Individuals can also consider the Accredited Case Manager (ACM) certification offered by the American Case Management Association (ACMA).
Other than these core certification options, there are various other associations and organizations that offer certifications, such as the American Nurses Credentialing Center, which offers Nursing Case Management Certification. According to Deanna Cooper Gillingham, RN, CCM, ANCC cert applicants must hold “a current, active RN license within a state or territory of the United States or the professional, legally recognized equivalent in another country to be eligible to sit for the exam.” The National Association of Social Workers also offers a Certified Social Work Case Manager Certification.
- Industry Connected Non-Profit Organizations:To enhance their professional growth and improve employment options, case managers can consider opting for Certified Case Manager administered by the Commission for Case Manager Certification (CCMC). This certification is considered extremely valuable by employers because it’s the oldest and most recognizable certification. The industry considers the best program for “workforce readiness” due to its focus on patient care.
To upgrade your field with behavioral health and case management conglomeration, you can also pursue Certified Behavioral Health Case Manager Certification from your state, such as The Florida Certification Board in the above link.
Case Manager Resume-Writing Tips
- Write a comprehensive and compelling career summary or career objective. Writing a comprehensive and compelling career summary or objective is the best approach to give the reader a detailed understanding of your case management career and experience so far. In addition, the career summary should paint a positive picture of you as a worthy candidate. Write a career objective if you have minimal experience and use keywords from the job description.
- List the name of case management software you know how to use. Though most employers expect case managers to have substantial documentation and record-keeping skills, including the name of the latest case management software can serve as an advantage. Mention names of case management software such as Kissflow and Plan Street’s case management software under your technical skill section. This will indicate your digital competency.
- Match your resume with the job description. When writing your resume, make sure to refer to the specific job description and highlight any relevant qualifications, awards, or certifications that match the recruiter’s requirements. This also ensures your resume will pass the Applicant Tracking System (ATS). In addition, include keywords from the job description across various sections such as “Skills,” “Experience,” and “Career Summary.”

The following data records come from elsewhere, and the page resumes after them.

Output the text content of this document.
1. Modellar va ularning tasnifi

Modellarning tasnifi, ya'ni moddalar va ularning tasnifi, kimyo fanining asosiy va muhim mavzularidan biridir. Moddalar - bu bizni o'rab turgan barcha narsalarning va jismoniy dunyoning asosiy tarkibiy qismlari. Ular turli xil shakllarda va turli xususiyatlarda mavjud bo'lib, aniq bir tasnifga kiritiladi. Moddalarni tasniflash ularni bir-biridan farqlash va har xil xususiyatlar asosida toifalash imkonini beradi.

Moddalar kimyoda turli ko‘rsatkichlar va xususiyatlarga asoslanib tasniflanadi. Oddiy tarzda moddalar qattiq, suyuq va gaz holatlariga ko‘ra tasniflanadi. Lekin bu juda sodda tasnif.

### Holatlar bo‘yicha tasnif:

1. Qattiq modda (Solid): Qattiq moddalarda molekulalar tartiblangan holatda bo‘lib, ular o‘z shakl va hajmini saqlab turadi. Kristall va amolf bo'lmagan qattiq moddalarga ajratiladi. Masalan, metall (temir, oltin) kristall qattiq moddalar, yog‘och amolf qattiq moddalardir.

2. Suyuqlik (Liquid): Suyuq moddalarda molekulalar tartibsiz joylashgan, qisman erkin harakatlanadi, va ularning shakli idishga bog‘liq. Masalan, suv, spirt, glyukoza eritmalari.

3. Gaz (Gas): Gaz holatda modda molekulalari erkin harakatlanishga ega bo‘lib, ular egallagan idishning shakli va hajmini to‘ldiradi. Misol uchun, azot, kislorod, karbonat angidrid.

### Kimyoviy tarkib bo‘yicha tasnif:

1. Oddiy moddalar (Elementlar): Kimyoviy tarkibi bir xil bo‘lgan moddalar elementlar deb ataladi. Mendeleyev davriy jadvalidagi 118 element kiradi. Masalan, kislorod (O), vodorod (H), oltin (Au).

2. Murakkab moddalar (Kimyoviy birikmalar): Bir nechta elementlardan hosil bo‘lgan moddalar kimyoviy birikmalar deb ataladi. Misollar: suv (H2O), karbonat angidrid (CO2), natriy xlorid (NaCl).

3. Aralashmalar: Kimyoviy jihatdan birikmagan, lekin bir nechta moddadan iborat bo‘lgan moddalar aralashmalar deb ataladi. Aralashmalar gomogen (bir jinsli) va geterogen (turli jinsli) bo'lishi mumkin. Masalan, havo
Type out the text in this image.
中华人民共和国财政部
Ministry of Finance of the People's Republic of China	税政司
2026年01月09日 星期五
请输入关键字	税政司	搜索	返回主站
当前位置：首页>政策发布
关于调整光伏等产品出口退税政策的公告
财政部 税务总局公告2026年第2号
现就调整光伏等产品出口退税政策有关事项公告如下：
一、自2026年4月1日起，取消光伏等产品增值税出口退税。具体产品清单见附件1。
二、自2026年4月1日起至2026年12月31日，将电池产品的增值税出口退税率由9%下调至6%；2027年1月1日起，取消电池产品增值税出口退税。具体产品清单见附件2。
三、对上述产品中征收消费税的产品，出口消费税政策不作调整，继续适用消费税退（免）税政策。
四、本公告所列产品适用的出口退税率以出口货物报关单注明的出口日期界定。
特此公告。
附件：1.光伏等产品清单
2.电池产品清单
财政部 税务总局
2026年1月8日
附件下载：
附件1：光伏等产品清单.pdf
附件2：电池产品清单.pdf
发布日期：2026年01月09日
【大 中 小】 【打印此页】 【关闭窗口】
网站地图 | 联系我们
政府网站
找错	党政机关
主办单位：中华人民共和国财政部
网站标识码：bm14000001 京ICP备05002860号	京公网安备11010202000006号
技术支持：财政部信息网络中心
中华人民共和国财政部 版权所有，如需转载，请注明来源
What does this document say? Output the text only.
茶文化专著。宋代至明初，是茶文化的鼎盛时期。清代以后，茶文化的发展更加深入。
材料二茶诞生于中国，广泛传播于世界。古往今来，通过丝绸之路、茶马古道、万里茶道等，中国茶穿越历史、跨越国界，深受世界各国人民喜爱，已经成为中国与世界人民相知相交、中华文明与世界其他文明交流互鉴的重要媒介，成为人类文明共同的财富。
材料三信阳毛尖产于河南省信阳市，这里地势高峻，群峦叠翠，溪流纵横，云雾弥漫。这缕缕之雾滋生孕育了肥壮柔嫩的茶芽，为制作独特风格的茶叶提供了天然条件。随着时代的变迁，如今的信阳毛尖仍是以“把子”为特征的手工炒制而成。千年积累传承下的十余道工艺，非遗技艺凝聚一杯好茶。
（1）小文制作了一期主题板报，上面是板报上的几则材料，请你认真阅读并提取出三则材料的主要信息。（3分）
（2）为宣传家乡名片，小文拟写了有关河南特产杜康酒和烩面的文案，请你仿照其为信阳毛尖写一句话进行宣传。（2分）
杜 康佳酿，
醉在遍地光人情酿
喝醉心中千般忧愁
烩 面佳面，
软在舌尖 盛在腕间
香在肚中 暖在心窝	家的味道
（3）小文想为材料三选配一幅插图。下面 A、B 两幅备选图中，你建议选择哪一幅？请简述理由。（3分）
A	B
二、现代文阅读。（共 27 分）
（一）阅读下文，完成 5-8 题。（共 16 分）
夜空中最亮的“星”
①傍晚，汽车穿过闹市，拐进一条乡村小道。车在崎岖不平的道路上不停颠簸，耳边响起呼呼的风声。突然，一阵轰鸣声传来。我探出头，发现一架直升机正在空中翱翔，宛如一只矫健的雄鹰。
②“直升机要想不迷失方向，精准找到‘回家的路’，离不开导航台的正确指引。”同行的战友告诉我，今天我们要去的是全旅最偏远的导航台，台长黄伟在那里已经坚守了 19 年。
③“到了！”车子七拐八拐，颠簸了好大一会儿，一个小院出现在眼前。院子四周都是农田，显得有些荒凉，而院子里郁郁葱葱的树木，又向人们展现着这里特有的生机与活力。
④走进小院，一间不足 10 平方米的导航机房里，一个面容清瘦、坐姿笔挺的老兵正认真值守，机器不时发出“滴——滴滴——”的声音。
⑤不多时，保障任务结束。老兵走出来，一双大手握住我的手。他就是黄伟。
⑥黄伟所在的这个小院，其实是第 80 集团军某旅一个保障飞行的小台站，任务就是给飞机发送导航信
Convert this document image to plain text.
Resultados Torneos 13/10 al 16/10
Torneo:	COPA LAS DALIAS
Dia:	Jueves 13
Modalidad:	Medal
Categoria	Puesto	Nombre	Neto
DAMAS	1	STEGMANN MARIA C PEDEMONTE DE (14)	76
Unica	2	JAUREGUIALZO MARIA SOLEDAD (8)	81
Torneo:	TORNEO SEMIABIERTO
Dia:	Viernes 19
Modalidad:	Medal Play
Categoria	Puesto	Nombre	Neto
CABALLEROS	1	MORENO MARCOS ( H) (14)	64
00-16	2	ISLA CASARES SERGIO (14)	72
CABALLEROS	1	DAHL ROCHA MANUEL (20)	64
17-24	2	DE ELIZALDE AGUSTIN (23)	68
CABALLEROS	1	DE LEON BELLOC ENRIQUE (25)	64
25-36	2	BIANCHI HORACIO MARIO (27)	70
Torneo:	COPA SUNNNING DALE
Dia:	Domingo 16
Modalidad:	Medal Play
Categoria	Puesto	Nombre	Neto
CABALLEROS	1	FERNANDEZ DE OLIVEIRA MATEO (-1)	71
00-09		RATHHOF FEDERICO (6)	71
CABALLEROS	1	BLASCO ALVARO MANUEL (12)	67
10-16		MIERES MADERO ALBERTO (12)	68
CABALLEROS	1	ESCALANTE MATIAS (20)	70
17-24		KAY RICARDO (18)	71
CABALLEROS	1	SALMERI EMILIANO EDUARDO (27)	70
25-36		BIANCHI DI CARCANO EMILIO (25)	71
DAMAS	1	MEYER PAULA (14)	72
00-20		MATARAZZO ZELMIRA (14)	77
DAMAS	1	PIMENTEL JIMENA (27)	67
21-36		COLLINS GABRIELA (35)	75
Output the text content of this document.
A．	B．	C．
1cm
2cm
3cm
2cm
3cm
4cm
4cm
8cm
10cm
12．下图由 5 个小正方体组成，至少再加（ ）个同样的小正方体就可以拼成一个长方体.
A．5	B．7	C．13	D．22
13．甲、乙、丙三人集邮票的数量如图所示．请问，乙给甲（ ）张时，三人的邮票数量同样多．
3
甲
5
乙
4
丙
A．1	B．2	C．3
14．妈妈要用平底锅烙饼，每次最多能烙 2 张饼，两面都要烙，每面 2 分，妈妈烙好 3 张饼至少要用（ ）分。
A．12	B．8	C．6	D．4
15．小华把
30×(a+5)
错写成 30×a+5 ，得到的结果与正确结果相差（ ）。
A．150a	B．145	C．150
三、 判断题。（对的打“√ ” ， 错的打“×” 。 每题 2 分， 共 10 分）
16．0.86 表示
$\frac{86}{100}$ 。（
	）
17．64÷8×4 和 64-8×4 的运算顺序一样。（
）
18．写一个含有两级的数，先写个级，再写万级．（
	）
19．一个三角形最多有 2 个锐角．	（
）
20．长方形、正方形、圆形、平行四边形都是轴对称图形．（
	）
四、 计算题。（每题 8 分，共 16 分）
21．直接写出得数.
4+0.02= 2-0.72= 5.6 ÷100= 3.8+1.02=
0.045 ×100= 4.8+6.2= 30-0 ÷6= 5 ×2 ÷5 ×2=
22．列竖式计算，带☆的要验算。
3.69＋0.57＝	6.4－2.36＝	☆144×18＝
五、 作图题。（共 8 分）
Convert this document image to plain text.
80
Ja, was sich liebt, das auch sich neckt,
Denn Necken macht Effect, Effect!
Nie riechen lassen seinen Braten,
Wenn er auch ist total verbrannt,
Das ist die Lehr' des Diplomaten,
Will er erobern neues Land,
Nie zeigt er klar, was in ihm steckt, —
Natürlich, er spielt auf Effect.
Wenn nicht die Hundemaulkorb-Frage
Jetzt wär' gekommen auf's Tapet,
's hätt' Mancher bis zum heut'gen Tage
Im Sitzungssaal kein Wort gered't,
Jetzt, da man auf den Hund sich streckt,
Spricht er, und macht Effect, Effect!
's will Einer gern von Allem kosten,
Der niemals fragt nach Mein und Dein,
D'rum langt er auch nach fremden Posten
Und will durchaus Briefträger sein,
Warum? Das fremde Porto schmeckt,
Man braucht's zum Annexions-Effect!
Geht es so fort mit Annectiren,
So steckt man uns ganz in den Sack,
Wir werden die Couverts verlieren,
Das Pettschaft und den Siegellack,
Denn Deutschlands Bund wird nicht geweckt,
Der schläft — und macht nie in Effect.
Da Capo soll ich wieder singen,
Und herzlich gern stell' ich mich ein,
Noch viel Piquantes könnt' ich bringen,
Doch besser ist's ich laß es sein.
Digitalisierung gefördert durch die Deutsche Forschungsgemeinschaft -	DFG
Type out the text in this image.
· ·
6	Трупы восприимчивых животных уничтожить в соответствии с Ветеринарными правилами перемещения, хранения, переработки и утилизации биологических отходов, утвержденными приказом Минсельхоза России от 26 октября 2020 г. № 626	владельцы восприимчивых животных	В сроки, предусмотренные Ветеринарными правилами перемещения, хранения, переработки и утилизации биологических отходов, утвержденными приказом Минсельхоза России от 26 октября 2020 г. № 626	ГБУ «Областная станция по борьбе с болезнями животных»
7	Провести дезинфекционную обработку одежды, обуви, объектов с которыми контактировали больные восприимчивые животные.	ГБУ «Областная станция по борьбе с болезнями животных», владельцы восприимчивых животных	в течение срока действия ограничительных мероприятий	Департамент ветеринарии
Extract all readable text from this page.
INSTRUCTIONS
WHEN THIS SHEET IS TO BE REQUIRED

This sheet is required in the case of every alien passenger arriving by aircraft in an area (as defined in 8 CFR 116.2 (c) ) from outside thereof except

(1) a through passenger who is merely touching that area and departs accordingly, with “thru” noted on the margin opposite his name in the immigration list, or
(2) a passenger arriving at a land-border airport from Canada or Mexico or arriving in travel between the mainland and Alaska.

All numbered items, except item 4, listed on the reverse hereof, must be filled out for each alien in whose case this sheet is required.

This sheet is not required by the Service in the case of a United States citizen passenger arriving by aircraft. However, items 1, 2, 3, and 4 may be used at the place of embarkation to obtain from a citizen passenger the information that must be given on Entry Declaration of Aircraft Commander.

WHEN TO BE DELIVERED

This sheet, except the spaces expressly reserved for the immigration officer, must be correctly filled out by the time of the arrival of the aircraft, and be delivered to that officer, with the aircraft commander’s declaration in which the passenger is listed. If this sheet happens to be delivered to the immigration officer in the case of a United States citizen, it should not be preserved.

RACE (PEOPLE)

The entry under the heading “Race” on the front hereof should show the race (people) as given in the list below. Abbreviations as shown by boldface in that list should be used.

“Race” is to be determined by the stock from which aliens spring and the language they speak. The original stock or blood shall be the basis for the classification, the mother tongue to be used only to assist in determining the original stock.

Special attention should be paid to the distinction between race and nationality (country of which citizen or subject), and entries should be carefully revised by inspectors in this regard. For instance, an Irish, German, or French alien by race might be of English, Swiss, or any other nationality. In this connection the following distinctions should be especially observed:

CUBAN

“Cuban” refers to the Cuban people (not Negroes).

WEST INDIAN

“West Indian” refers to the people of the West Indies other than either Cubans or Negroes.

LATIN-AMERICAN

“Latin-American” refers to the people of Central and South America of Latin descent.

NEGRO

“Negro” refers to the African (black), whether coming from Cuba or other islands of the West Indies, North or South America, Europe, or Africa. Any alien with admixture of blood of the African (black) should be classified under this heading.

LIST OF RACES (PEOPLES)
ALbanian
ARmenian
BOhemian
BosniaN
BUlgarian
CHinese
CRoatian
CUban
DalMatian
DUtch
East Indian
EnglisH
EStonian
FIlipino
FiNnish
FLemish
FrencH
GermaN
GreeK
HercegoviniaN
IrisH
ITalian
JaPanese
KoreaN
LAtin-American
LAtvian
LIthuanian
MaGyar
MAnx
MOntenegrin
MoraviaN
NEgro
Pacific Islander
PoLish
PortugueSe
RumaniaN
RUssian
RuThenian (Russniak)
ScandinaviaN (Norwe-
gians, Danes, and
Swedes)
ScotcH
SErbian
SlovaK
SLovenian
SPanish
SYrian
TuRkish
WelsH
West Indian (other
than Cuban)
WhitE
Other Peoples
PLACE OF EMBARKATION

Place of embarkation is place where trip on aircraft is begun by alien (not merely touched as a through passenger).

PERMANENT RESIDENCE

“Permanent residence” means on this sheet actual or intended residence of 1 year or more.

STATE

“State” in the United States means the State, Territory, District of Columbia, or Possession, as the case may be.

Why are clinical case managers essential in today’s world?
Given how the world today has an aging population suffering from chronic disease, a more significant number of individuals require health care services that go beyond a single event or episode. Case managers provide holistic, patient-centered services to their clients by consistently providing desirable care and assistance.
What’s the difference between a social worker and a case manager?
The biggest difference is that social workers tend to focus on improving the specific personal issues of a client where a case manager focuses on managing and providing their clients with the people who can provide those assistive services, including with social workers. For example, social workers actually provide counseling services, including to homeless and foster children, whereas case managers find people to provide that counseling (and then follow-up to make sure the services provided are good and helping people like they’re supposed to).